Report: PSE sales plummet in Washington, Mo., as Rx-only ordinance is enacted
NEW YORK A white donkey painted in black stripes does not a zebra make. In fact, all you really have is a donkey and a whole lot of paint. Something similar could be said here, because a 92% reduction in PSE sales does not correlate with a 92% reduction in the number of meth addicts cruising the streets.
The fact is a 92% reduction in PSE sales doesn’t add up to much of anything positive.
What you are more likely to have with a 92% reduction in PSE sales is considerably more legitimate consumers suffering from colds than legitimate meth addicts suffering from withdrawal. You’ll certainly have a 92% reduction in cough-cold revenue that pharmacies in today’s economy need more than ever, especially now just as the H1N1-influenced cold-and-flu season kicks off in earnest. And with that, you will also have a 92% reduction in the tax revenue collected from the sale of these medicines.
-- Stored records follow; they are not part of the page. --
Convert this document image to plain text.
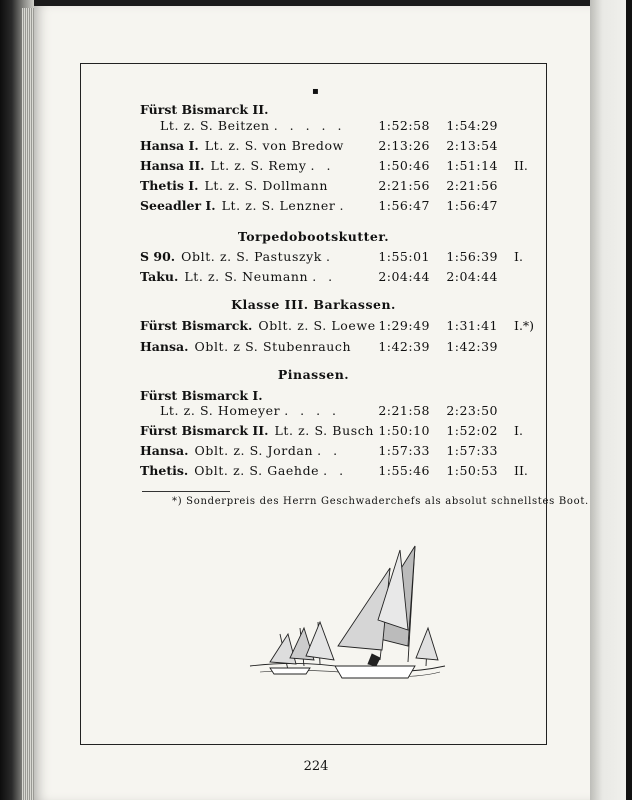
▪
Fürst Bismarck II.
Lt. z. S. Beitzen . . . . .	1:52:58	1:54:29
Hansa I. Lt. z. S. von Bredow	2:13:26	2:13:54
Hansa II. Lt. z. S. Remy . .	1:50:46	1:51:14 II.
Thetis I. Lt. z. S. Dollmann	2:21:56	2:21:56
Seeadler I. Lt. z. S. Lenzner .	1:56:47	1:56:47
Torpedobootskutter.
S 90. Oblt. z. S. Pastuszyk .	1:55:01	1:56:39 I.
Taku. Lt. z. S. Neumann . .	2:04:44	2:04:44
Klasse III. Barkassen.
Fürst Bismarck. Oblt. z. S. Loewe 1:29:49	1:31:41 I.*)
Hansa. Oblt. z S. Stubenrauch	1:42:39	1:42:39
Pinassen.
Fürst Bismarck I.
Lt. z. S. Homeyer . . . .	2:21:58	2:23:50
Fürst Bismarck II. Lt. z. S. Busch 1:50:10	1:52:02 I.
Hansa. Oblt. z. S. Jordan . .	1:57:33	1:57:33
Thetis. Oblt. z. S. Gaehde . .	1:55:46	1:50:53 II.
*) Sonderpreis des Herrn Geschwaderchefs als absolut schnellstes Boot.
224
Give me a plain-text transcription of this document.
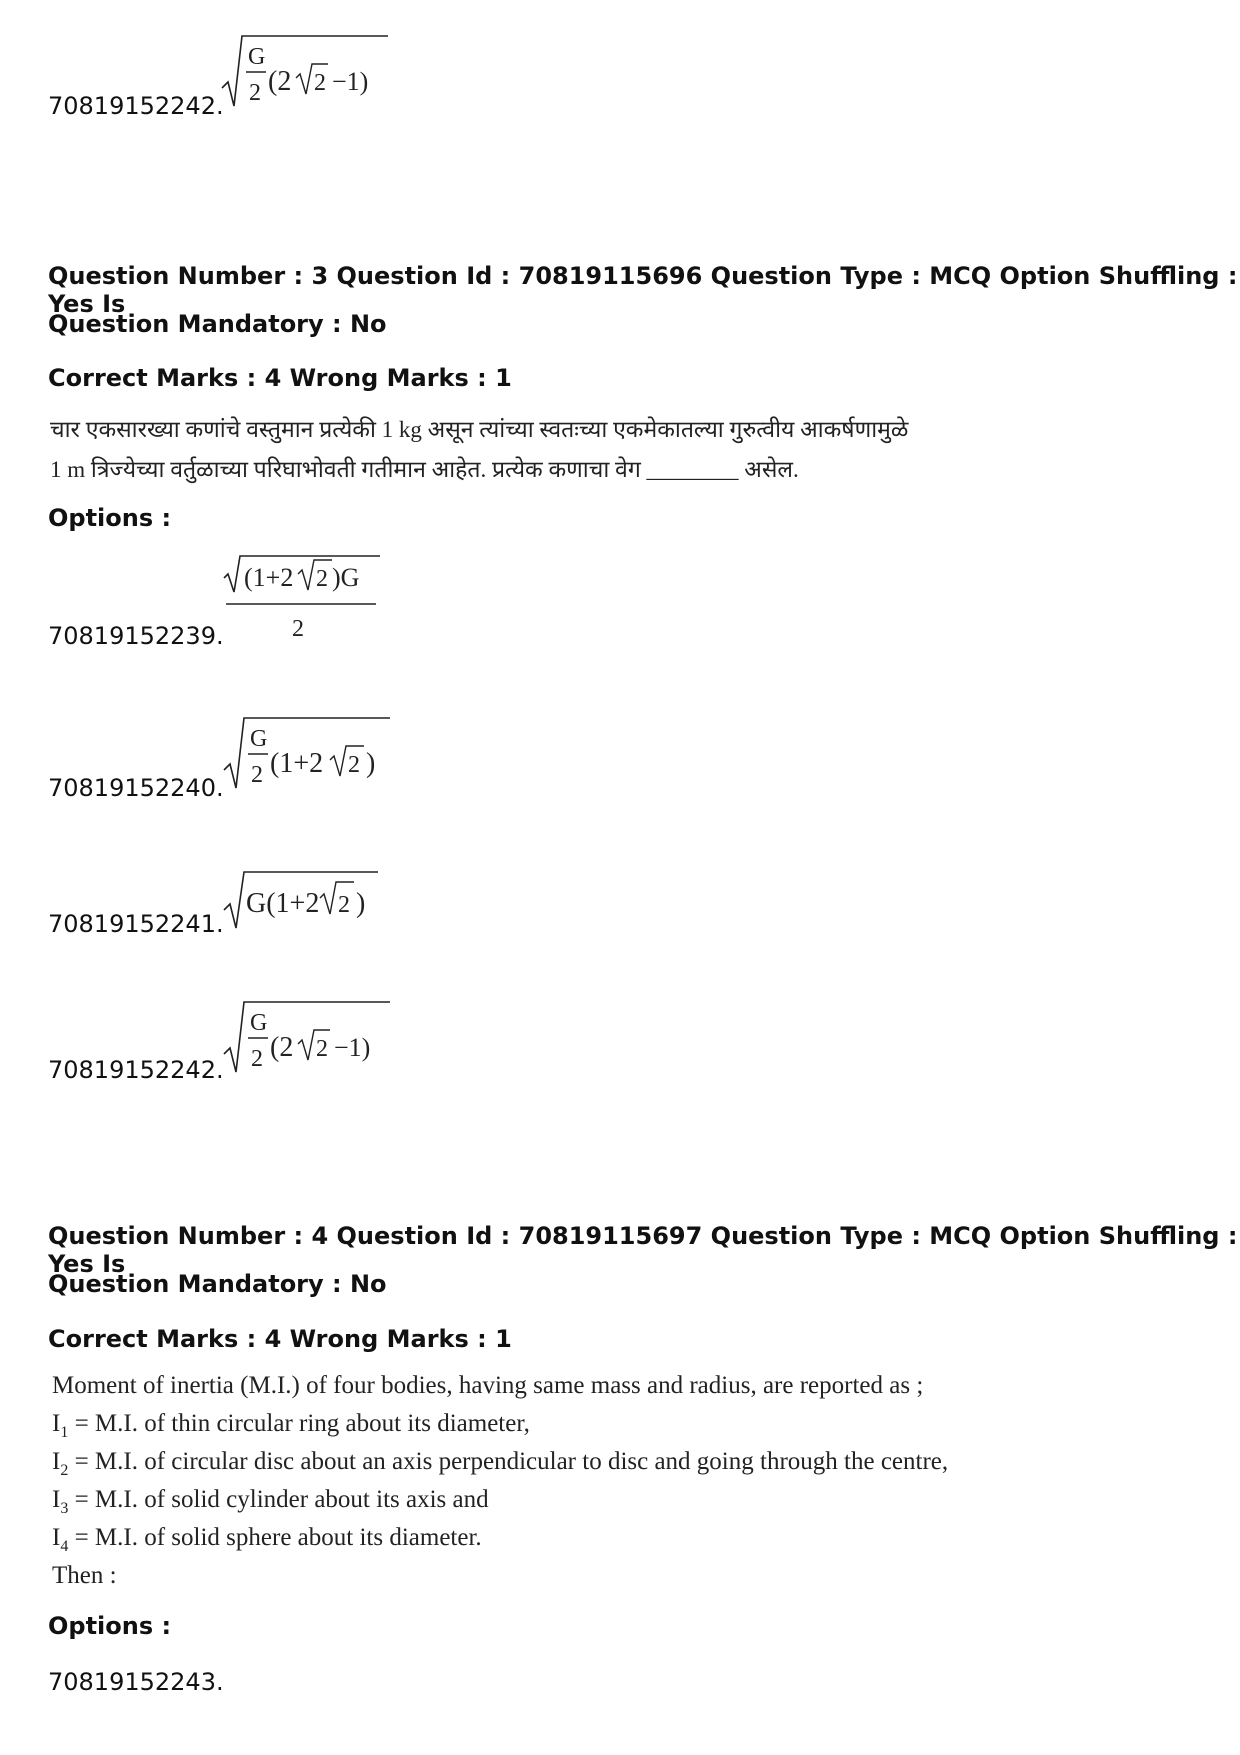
70819152242.
G
2 (2 2 −1)
Question Number : 3 Question Id : 70819115696 Question Type : MCQ Option Shuffling : Yes Is
Question Mandatory : No
Correct Marks : 4 Wrong Marks : 1
चार एकसारख्या कणांचे वस्तुमान प्रत्येकी 1 kg असून त्यांच्या स्वतःच्या एकमेकातल्या गुरुत्वीय आकर्षणामुळे
1 m त्रिज्येच्या वर्तुळाच्या परिघाभोवती गतीमान आहेत. प्रत्येक कणाचा वेग ________ असेल.
Options :
70819152239.
(1+2 2 )G
2
70819152240.
G
2 (1+2 2 )
70819152241.
G(1+2 2 )
70819152242.
G
2 (2 2 −1)
Question Number : 4 Question Id : 70819115697 Question Type : MCQ Option Shuffling : Yes Is
Question Mandatory : No
Correct Marks : 4 Wrong Marks : 1
Moment of inertia (M.I.) of four bodies, having same mass and radius, are reported as ;
$I_1 = M.I$. of thin circular ring about its diameter,
$I_2 = M.I$. of circular disc about an axis perpendicular to disc and going through the centre,
$I_3 = M.I$. of solid cylinder about its axis and
$I_4 = M.I$. of solid sphere about its diameter.
Then :
Options :
70819152243.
On the flip side, you might have something close to a 92% increase in the number of local employees utilizing sick days, seeing as how they’re now more likely to suffer from their cold symptoms than trek to the local doctor’s office for a PSE prescription.
Yet, even as local Missouri municipalities like Washington and Union attempt to throw more black paint on this donkey, 25 miles to the east, where PSE sales are up 8%, local law enforcement there reported they weren’t concerned about any meth addicts relocating to a ready supply of PSE. In fact, the sheriff of St. Louis county suggested to The St. Louis Dispatch that he wasn’t concerned that an 8% lift in PSE sales meant anything more than the fact that the cold and flu season had arrived in the mid-West. He wasn’t concerned, he said, because St. Louis county actually employs an electronic logging system for sales of PSE products. And armed with that system, law enforcement in St. Louis county can identify and round up any alleged meth addicts, a practice that incidentally pulls those meth addicts off the street without impeding access of a legitimate cold medicine to one legitimate cold sufferer.